Holy Motors
Leos Carax, França/Alemanha, 2012

Há uma permanente melancolia nas imagens de Holy Motors que contrasta com a sua exuberância aparente. É melancolia inerente a todo e qualquer espetáculo: do corpo prostituído do ator, que se submete às exigências da performance e aos desejos do público. No final de um dia cansativo, vemos Denis Lavant dar um longo suspiro antes de adentrar em uma casa para sua última “cena”. Essa e outras cenas intermediárias que pontuam a transição entre um encontro/esquete e outro – como a conversa com o “produtor” que vem transmitir as reclamações dos clientes, que anseiam por mais realismo – delineiam uma figura humana que serve de fundo para a exuberância do resto do filme, para a exuberância do espetáculo. Holy Motors é, assim, um filme sobre o ator. Não um ator específico, mas sobre o ator em geral. Pouco ou nada sabemos sobre o personagem de Lavant em particular, e a crise trazida pelo filme é justamente esta: estamos sempre diante de performances, 100% do tempo.
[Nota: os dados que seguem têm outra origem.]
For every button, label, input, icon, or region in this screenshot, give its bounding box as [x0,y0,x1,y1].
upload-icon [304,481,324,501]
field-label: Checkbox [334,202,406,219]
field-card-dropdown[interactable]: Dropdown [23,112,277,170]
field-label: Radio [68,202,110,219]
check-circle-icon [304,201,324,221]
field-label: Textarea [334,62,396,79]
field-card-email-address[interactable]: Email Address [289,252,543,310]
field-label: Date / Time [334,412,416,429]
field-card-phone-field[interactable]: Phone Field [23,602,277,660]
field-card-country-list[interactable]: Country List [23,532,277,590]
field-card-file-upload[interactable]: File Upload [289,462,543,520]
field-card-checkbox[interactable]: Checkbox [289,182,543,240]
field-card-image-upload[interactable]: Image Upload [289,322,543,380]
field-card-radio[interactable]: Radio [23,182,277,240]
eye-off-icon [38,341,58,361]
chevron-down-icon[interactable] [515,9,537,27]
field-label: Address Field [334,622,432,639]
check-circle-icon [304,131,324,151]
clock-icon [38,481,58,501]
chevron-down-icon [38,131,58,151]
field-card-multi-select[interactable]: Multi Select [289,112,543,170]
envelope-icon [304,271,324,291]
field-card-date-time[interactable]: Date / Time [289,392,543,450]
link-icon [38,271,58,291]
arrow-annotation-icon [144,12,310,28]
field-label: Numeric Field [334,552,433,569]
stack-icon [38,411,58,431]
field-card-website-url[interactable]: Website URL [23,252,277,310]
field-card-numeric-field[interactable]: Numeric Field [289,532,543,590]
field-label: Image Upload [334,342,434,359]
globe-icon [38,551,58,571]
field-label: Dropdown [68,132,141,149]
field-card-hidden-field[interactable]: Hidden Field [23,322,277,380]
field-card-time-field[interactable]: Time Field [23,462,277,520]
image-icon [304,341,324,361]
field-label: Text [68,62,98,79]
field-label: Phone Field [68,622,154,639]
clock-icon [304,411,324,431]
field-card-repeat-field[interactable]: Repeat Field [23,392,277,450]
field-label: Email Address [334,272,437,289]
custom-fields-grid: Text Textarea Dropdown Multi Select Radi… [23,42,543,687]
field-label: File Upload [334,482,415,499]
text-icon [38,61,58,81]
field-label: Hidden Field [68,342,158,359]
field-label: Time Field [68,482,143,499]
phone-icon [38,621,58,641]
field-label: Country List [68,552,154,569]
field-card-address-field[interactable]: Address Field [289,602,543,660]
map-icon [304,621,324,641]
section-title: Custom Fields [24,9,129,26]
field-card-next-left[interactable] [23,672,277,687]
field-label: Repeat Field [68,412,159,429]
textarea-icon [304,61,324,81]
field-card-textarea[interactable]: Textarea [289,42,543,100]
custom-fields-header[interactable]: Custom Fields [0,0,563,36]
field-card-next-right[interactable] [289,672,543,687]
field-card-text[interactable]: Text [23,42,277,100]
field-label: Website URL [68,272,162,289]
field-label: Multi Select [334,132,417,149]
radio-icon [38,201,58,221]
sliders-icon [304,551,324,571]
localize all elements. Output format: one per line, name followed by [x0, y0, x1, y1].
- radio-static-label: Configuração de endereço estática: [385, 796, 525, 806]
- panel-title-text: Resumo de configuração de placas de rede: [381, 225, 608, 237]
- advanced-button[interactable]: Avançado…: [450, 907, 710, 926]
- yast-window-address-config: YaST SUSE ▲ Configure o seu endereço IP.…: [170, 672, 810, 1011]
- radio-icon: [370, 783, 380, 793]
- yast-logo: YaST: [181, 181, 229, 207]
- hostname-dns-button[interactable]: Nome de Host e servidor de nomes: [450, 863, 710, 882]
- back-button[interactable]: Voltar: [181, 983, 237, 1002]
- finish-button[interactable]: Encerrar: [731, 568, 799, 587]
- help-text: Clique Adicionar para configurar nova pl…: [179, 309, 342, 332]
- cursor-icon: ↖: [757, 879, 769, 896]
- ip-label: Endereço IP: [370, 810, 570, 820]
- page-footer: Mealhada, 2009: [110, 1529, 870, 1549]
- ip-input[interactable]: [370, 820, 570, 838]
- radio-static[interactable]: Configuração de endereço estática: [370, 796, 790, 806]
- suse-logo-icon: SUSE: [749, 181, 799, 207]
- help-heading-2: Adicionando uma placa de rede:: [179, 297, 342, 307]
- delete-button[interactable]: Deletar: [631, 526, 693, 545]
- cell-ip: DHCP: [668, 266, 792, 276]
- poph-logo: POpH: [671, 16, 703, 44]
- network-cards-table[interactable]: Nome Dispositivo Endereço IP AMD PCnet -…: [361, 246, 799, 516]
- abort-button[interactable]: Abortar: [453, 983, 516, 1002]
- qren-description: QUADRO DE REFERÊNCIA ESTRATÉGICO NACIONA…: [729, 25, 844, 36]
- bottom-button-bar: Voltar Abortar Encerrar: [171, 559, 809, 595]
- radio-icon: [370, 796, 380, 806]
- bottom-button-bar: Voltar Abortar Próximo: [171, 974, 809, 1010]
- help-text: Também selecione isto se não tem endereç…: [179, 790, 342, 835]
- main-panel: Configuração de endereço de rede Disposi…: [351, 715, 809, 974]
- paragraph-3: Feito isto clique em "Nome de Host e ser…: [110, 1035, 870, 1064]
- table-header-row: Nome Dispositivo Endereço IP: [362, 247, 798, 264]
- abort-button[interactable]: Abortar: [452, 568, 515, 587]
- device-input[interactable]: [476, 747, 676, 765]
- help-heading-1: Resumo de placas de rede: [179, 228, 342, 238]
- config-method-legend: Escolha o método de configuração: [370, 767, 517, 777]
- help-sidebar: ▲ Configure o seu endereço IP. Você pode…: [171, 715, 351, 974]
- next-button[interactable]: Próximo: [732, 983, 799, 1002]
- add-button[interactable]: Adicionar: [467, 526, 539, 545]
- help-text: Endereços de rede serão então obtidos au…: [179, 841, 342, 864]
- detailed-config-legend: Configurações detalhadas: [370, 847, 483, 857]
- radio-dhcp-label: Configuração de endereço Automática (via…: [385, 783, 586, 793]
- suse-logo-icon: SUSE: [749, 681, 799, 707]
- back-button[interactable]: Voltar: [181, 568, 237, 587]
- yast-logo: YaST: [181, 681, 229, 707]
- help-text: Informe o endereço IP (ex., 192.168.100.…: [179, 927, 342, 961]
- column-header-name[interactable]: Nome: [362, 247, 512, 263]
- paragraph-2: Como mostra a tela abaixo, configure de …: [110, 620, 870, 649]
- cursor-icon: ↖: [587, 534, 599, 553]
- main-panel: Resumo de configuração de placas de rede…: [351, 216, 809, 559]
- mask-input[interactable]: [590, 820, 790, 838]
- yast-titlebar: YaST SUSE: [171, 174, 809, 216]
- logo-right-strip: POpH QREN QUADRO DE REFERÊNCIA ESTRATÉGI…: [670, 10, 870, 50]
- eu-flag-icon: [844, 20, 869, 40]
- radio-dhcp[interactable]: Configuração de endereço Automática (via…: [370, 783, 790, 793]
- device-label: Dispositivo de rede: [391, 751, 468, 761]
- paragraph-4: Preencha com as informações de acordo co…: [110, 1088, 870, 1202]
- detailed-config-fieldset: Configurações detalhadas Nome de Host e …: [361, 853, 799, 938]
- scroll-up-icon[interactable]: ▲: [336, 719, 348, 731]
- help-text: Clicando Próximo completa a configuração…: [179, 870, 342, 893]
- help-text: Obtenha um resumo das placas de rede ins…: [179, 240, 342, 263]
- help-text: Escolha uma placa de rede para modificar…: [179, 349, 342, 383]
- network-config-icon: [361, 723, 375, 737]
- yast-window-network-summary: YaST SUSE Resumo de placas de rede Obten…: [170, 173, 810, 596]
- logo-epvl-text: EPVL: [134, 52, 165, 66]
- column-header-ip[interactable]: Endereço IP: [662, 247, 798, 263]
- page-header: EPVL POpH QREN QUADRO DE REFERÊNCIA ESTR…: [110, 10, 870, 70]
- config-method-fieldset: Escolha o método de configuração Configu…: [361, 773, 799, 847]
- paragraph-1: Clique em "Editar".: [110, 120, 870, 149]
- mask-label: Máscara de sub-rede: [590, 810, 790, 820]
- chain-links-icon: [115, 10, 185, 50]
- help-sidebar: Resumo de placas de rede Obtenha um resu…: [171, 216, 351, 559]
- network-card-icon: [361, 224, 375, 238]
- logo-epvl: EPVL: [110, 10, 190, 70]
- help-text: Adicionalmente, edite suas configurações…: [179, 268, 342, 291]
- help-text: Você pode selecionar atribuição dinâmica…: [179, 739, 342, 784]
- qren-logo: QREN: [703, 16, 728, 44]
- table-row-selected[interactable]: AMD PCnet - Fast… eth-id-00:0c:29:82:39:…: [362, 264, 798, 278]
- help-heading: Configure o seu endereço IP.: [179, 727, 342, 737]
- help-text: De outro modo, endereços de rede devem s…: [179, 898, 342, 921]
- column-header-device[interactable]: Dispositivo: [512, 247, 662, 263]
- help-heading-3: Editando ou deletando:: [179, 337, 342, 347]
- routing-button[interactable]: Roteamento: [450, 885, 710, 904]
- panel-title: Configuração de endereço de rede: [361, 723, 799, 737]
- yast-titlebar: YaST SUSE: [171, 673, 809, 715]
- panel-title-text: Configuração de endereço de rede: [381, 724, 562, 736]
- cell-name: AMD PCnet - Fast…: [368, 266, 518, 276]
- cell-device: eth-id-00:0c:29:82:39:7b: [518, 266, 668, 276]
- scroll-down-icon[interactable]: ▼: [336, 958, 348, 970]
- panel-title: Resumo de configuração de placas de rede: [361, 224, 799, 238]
Mas Holy Motors é também, igualmente, um filme sobre o cinema. Do cinema, Leos Carax aponta seu caráter ao mesmo tempo luxuoso e de barraca de feira improvisada: o luxo da limusine que esconde a pobreza do backstage – os truques, as tralhas, o cansaço e o alcoolismo. Carax realiza vários filmes em um (um drama familiar, uma animação, um musical etc.), promovendo uma espécie de retorno ao “cinema de atrações” do início do século XX. Isso fica evidente não só pelos trechos de early films que estampam o início e o fim do filme, mas pelo próprio personagem interpretado por Lavant, que é pouco mais do que um mágico ilusionista, um artista de rua vagabundo que apresenta performances de gosto duvidoso. O cinema herda, assim, o corpo prostituído dos vaudevilles e dos music-halls (diferentemente do teatro, cuja origem é nobre, clássica). Esse gene “sujo”, longe de ser eliminado, permanecerá vivo no olhar impuro dos espectadores, um olhar consolidado na escuridão da própria sala de cinema.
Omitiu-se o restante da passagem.